I have an integer matrix that should act like a buffer:
x = {{0, 0, 0, 0, 0}, {1, 1, 1, 1, 1}, {2, 2, 2, 2, 2}};
Now if I add a new row {3, 3, 3, 3, 3}
, the new matrix should look like:
x = {{1, 1, 1, 1, 1}, {2, 2, 2, 2, 2}, {3, 3, 3, 3, 3}};
Is there a clever way of doing this without copying all elements around?
If your matrix is defined as an int **
and you separately allocate each row, then you would only have to swap the row pointers.

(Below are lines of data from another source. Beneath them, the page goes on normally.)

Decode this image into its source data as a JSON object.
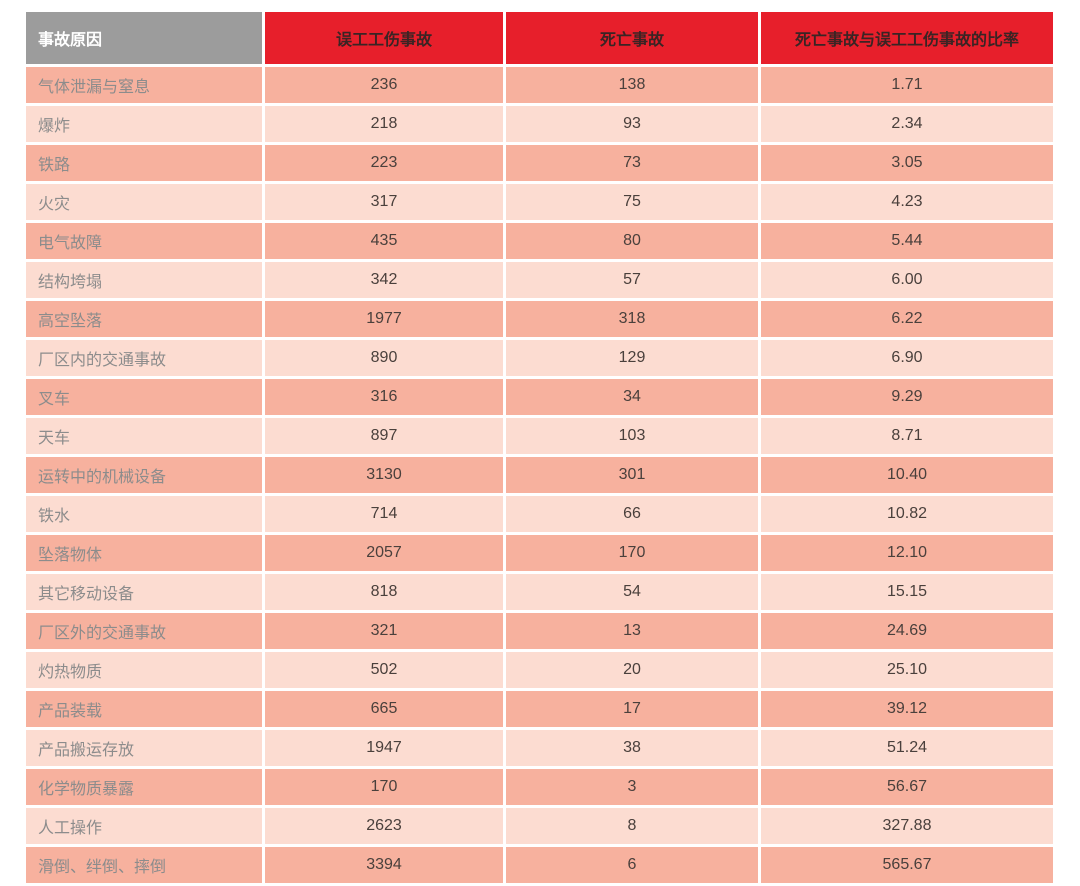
{
  "colors": {
    "gray-header-bg": "#9c9c9c",
    "gray-header-text": "#ffffff",
    "red-header-bg": "#e71f2b",
    "red-header-text": "#3a2424",
    "row-odd-bg": "#f7b19e",
    "row-even-bg": "#fcdcd1",
    "row-label-text": "#8c8c8c",
    "row-number-text": "#4a403c"
  },
  "table": {
    "columns": [
      {
        "label": "事故原因"
      },
      {
        "label": "误工工伤事故"
      },
      {
        "label": "死亡事故"
      },
      {
        "label": "死亡事故与误工工伤事故的比率"
      }
    ],
    "rows": [
      {
        "cause": "气体泄漏与窒息",
        "injuries": "236",
        "deaths": "138",
        "ratio": "1.71"
      },
      {
        "cause": "爆炸",
        "injuries": "218",
        "deaths": "93",
        "ratio": "2.34"
      },
      {
        "cause": "铁路",
        "injuries": "223",
        "deaths": "73",
        "ratio": "3.05"
      },
      {
        "cause": "火灾",
        "injuries": "317",
        "deaths": "75",
        "ratio": "4.23"
      },
      {
        "cause": "电气故障",
        "injuries": "435",
        "deaths": "80",
        "ratio": "5.44"
      },
      {
        "cause": "结构垮塌",
        "injuries": "342",
        "deaths": "57",
        "ratio": "6.00"
      },
      {
        "cause": "高空坠落",
        "injuries": "1977",
        "deaths": "318",
        "ratio": "6.22"
      },
      {
        "cause": "厂区内的交通事故",
        "injuries": "890",
        "deaths": "129",
        "ratio": "6.90"
      },
      {
        "cause": "叉车",
        "injuries": "316",
        "deaths": "34",
        "ratio": "9.29"
      },
      {
        "cause": "天车",
        "injuries": "897",
        "deaths": "103",
        "ratio": "8.71"
      },
      {
        "cause": "运转中的机械设备",
        "injuries": "3130",
        "deaths": "301",
        "ratio": "10.40"
      },
      {
        "cause": "铁水",
        "injuries": "714",
        "deaths": "66",
        "ratio": "10.82"
      },
      {
        "cause": "坠落物体",
        "injuries": "2057",
        "deaths": "170",
        "ratio": "12.10"
      },
      {
        "cause": "其它移动设备",
        "injuries": "818",
        "deaths": "54",
        "ratio": "15.15"
      },
      {
        "cause": "厂区外的交通事故",
        "injuries": "321",
        "deaths": "13",
        "ratio": "24.69"
      },
      {
        "cause": "灼热物质",
        "injuries": "502",
        "deaths": "20",
        "ratio": "25.10"
      },
      {
        "cause": "产品装载",
        "injuries": "665",
        "deaths": "17",
        "ratio": "39.12"
      },
      {
        "cause": "产品搬运存放",
        "injuries": "1947",
        "deaths": "38",
        "ratio": "51.24"
      },
      {
        "cause": "化学物质暴露",
        "injuries": "170",
        "deaths": "3",
        "ratio": "56.67"
      },
      {
        "cause": "人工操作",
        "injuries": "2623",
        "deaths": "8",
        "ratio": "327.88"
      },
      {
        "cause": "滑倒、绊倒、摔倒",
        "injuries": "3394",
        "deaths": "6",
        "ratio": "565.67"
      }
    ]
  },
  "chart_data": {
    "type": "table",
    "title": "",
    "columns": [
      "事故原因",
      "误工工伤事故",
      "死亡事故",
      "死亡事故与误工工伤事故的比率"
    ],
    "rows": [
      [
        "气体泄漏与窒息",
        236,
        138,
        1.71
      ],
      [
        "爆炸",
        218,
        93,
        2.34
      ],
      [
        "铁路",
        223,
        73,
        3.05
      ],
      [
        "火灾",
        317,
        75,
        4.23
      ],
      [
        "电气故障",
        435,
        80,
        5.44
      ],
      [
        "结构垮塌",
        342,
        57,
        6.0
      ],
      [
        "高空坠落",
        1977,
        318,
        6.22
      ],
      [
        "厂区内的交通事故",
        890,
        129,
        6.9
      ],
      [
        "叉车",
        316,
        34,
        9.29
      ],
      [
        "天车",
        897,
        103,
        8.71
      ],
      [
        "运转中的机械设备",
        3130,
        301,
        10.4
      ],
      [
        "铁水",
        714,
        66,
        10.82
      ],
      [
        "坠落物体",
        2057,
        170,
        12.1
      ],
      [
        "其它移动设备",
        818,
        54,
        15.15
      ],
      [
        "厂区外的交通事故",
        321,
        13,
        24.69
      ],
      [
        "灼热物质",
        502,
        20,
        25.1
      ],
      [
        "产品装载",
        665,
        17,
        39.12
      ],
      [
        "产品搬运存放",
        1947,
        38,
        51.24
      ],
      [
        "化学物质暴露",
        170,
        3,
        56.67
      ],
      [
        "人工操作",
        2623,
        8,
        327.88
      ],
      [
        "滑倒、绊倒、摔倒",
        3394,
        6,
        565.67
      ]
    ]
  }
}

How about modulo operation?
If you access the elements as matrix[x + SZ * y]
you could change it to:
matrix[x + SZ * ((y + FIRST_ROW) % SZ)]
.
In this way to implement this shift you just put the new line {3, 3, 3..} where line {0, 0, 0} was, and increment the FIRST_ROW
counter to point to the new starting row.
Use a linked list.
struct node
{
int row[5];
struct node *next;
};
Appending a row is as simple as walking the list to the end, then replacing the NULL next pointer with a new node (whose next pointer is NULL).
Can you increment x
so that it points to the second row, then free the first row? Obviously, you would need to allocate a row at a time and this would not guarantee that the matrix is contiguous. If you require that, you could allocate one big block of memory to hold your matrix and then clobber the unused parts when you reach the end.